Bu gazetecilerin en büyük özelliği kendilerini yabancıların kullanımına gönüllü açmalarıdır. Büyükelçilik, konsolosluk davetlerinde hep onlar ön sıradadır. Yabancı gazetecilerle ilk onlar temas kurar. Bazıları burs alıp Amerika'da eğitim görür. WikiLeaks belgelerinde onların adları XXX olarak geçer. Avrupa Birliği'nden para alıp makale yazarlar. Evlerinde onları ağırlarlar. Açın bakın Karen Fogg'un yazışmalarına, onları göreceksiniz.
Kısacası, olağan şüpheliler.
Ve yine devredeler.
Bir de Barney'den dinleyin
Eğer hemen arkasından bir randevum olmasa, salondan çıkar çıkmaz bir sonraki seansa girecektim 'Benim Hikayem'i yeniden izlemek için. O kadar beğendim... Bir kez daha izleyip, bu sefer diyaloglara, kıyafetlere, dekora, kaçırdığım ayrıntılara odaklanayım istiyordum. Bir de, tekrar izlediğimde aynı hissi verecek mi, yine su gibi akacak mı diye.
Ayrıca öyle çok ince uğraşılmış ayrıntı var ki filmde...
Trende kadının elinde tuttuğu 'Herzog' baskısının kapağı... 70'li yılların, 80'lerin, 90'ların değişen evleri, kıyafetleri, alışkanlıkları...
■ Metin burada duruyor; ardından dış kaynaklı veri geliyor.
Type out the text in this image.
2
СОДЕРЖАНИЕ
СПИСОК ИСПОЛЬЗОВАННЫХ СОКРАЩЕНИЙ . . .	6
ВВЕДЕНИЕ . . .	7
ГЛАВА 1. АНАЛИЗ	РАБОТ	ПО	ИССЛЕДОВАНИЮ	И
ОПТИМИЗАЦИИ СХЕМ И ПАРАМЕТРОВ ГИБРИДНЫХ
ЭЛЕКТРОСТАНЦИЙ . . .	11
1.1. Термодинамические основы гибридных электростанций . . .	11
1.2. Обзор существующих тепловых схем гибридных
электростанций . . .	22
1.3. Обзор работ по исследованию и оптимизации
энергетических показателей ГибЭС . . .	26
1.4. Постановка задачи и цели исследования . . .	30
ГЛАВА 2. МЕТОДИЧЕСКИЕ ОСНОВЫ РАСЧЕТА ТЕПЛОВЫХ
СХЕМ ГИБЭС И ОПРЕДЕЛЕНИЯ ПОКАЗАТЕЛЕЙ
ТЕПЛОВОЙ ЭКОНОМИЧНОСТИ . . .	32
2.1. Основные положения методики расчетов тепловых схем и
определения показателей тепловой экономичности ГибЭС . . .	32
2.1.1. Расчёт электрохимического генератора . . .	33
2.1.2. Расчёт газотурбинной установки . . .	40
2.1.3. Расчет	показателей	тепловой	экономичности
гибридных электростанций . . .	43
Filmin içinde Kanada sinemasının ünlüleri de serpiştirilmiş. Bir bakıyorsunuz Denys Arcand, birden David Cronenberg ve Atom Egoyan küçük rollerde karşınıza çıkıyor.
Paul Giamatti elinden hiç düşürmediği purosuyla bohem bir gençlikten kötü bir yaşlılığa adım atan Barney. Zaten bu film de yıllar içinde yaşananların Barney'in hatırladığı şekli.
Çok ama çok güzel bir film. Çok naif bir kere. Hiçbir iddiası yok, bir hikayeyi baştan sonra anlatmak dışında.
Filtreleri, kamera kullanımı, ışıklar olağanüstü. Roma'da yenen yemekler, evler, açılan şaraplarla bir Ferzan Özpetek şölenini andırıyor önce, ardından diyaloglar, bazı espriler, filmin genel tonunda Woody Allen'ın eskilerini görüyorsunuz. Bundan güzel bir karışım olabilir mi?
Küçük sürprizler, bazen gözyaşları, tesadüfler... Her şey yerli yerinde, her şey dozunda kullanılmış. Hayat nasılsa, film de öyle. Ne eksik ne fazla. Ne abartılı ne minimal. Olduğu gibi. Belki de bu yüzden çok güzel.
Kırk yılın başında böyle bir film geliyor da insan koyup koyup tekrar izlemek istiyor işte...
Filmi yeniden izleyeceğim, bir de Mordechai Richler'ın aynı adlı romanını bir ara okuyacağım.